The plastids of many algae are surrounded by three or four membranes, thought to be a consequence of their evolutionary origin through secondary endosymbiosis between photosynthetic and non-photosynthetic eukaryotes. Each membrane constitutes a barrier to the passage of proteins, so protein targeting in these complex plastids has an extra level of difficulty when compared to higher plants. In the latter, protein translocation across the two membranes uses multi-protein complexes that together import proteins possessing an N-terminal leader sequence rich in serine and threonine (S/T). In contrast, while targeting to most complex plastids also involves an S/T-rich region, this region is preceded by an N-terminal hydrophobic signal peptide. This arrangement of peptide sequences suggests that proteins directed to complex plastids pass through the ER, as do other proteins with hydrophobic signal peptides. However, this simplistic view is not always easy to reconcile with what is known about the different secondary plastids. In the first group, with plastids bounded by three membranes, plastid-directed proteins do indeed arrive in Golgi-derived vesicles, but a second hydrophobic region follows the S/T-rich region in all leaders. In the second group, where four membranes completely surround the plastids, it is still not known how the proteins arrive at the plastids, and in addition, one member of this group uses a targeting signal rich in asparagine and lysine in place of the S/T-rich region. In the third group, the fourth bounding membrane is contiguous with the ER, but it is not clear what distinguishes plastid membranes from others in the endomembrane system. Knowing what to expect is important, as genomic sequencing programs may soon be turning up some of the missing pieces in these translocation puzzles.     

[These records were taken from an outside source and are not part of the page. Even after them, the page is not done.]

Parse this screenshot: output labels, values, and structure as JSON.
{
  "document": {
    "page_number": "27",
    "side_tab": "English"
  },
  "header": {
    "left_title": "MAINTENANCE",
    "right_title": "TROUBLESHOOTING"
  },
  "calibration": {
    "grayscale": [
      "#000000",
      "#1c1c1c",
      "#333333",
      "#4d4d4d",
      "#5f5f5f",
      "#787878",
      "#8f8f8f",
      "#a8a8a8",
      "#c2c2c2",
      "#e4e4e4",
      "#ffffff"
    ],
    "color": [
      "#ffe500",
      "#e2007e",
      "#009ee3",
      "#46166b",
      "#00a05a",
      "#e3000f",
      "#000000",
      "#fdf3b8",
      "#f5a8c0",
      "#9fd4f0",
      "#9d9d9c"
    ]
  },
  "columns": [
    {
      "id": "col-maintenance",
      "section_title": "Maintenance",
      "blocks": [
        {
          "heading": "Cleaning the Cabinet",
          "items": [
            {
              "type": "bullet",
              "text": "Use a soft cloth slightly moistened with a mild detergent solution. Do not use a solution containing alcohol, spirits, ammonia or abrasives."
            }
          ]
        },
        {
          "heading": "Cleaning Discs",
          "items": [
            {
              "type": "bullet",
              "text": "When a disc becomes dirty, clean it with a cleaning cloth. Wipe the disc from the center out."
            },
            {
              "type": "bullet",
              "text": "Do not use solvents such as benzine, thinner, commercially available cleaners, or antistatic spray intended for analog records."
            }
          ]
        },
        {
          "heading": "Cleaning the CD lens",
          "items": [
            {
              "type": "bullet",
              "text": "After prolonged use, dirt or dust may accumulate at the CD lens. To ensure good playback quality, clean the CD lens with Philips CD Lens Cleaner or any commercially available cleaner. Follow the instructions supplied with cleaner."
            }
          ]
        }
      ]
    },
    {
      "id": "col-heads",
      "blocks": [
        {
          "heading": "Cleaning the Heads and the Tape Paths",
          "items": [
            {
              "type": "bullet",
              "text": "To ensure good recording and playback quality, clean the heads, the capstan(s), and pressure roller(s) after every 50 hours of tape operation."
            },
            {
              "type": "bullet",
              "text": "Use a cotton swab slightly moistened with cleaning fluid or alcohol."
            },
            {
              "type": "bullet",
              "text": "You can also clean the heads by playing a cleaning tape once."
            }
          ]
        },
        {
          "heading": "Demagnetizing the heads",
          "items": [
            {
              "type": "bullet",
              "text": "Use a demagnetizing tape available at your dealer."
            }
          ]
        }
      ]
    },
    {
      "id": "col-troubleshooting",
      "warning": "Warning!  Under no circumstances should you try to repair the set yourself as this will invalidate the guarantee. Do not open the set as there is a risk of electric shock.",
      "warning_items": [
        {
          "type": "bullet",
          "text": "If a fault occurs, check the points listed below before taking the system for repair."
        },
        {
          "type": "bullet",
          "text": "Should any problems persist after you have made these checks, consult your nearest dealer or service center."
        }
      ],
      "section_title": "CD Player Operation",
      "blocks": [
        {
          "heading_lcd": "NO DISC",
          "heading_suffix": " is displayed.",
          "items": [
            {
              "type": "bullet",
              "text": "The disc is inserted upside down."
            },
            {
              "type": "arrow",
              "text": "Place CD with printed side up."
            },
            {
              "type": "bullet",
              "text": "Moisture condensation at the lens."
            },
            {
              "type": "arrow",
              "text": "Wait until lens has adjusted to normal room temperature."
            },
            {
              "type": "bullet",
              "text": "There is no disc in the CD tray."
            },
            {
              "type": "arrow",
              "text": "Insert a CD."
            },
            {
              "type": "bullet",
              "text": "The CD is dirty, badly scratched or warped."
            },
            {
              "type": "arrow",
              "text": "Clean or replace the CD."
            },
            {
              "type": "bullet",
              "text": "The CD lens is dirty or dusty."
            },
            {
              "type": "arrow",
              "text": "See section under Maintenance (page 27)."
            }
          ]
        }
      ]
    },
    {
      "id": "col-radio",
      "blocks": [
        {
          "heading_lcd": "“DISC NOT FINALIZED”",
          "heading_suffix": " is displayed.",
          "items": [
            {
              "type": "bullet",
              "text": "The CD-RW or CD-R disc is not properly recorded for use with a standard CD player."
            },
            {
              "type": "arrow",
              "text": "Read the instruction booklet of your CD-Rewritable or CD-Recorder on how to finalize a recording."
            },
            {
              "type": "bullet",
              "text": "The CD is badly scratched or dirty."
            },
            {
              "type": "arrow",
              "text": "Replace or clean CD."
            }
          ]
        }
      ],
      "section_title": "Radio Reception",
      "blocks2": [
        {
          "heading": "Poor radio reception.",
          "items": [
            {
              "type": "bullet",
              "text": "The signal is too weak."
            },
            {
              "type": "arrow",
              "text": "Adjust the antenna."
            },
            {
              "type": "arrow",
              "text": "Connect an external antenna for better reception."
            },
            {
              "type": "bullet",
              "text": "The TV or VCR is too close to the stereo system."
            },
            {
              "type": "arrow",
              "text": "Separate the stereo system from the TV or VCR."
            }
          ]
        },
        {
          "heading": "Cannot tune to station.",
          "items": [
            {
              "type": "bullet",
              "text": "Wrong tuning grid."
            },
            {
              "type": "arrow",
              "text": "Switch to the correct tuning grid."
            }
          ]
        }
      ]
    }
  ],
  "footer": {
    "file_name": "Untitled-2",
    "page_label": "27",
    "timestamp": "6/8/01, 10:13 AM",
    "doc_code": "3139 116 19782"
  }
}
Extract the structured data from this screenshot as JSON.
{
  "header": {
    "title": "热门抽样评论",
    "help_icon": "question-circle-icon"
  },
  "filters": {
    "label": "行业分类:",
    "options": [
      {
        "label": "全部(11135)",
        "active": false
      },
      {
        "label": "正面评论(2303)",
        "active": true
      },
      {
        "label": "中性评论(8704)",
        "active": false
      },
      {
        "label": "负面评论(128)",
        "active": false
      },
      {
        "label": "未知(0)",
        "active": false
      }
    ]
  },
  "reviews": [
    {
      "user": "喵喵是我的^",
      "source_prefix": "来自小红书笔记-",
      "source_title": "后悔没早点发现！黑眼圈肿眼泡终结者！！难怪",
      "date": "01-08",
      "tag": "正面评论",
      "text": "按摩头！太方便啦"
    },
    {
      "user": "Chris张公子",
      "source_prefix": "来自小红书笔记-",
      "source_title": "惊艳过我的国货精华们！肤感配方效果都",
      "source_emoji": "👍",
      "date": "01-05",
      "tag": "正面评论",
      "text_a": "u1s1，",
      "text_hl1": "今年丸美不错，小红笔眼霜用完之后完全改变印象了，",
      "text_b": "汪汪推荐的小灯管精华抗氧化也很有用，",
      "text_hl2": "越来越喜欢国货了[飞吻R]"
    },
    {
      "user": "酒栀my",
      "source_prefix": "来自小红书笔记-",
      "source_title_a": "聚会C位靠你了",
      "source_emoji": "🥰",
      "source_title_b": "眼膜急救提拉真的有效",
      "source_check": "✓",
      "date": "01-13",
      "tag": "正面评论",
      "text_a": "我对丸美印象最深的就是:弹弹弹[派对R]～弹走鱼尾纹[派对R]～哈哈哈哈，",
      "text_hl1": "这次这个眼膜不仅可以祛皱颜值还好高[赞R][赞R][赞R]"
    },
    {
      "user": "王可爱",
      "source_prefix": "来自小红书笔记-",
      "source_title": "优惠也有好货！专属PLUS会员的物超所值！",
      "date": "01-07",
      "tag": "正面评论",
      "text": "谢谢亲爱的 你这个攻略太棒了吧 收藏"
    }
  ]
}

Homologous protein import machineries in chloroplasts and cyanelles

The cyanelles of the glaucocystophyte alga Cyanophora paradoxa resemble endosymbiotic cyanobacteria, especially in the presence of a peptidoglycan wall between the inner and outer envelope membranes. However, it is now clear that cyanelles are in fact primitive plastids. Phylogenetic analyses of plastid, nuclear and mitochondrial genes support a single primary endosymbiotic event. In this scenario, cyanelles and all other plastid types are derived from an ancestral photosynthetic organelle combining the high gene content of rhodoplasts and the peptidoglycan wall of cyanelles. This means that the import apparatuses of all primary plastids, i.e. those from glaucocystophytes, red algae, green algae and higher plants, should be homologous. If this is the case, then transit sequences should be similar and heterologous import experiments feasible. Thus far, heterologous in vitro import has been shown in one direction only: precursors from C. paradoxa were imported into isolated pea or spinach chloroplasts. Cyanelle transit sequences differ from chloroplast stroma targeting peptides in containing in their N-terminal domain an invariant phenylalanine residue which is shown here to be crucial for import. In addition, we now demonstrate that heterologous precursors are readily imported into isolated cyanelles, provided that the essential phenylalanine residue is engineered into the N-terminal part of chloroplast transit peptides. The cyanelle and likely also the rhodoplast import apparatus can be envisaged as prototypes with a single receptor/channel showing this requirement for N-terminal phenylalanine. In chloroplasts, multiple receptors with overlapping and less stringent specificities have evolved, explaining the efficient heterologous import of native precursors from C. paradoxa.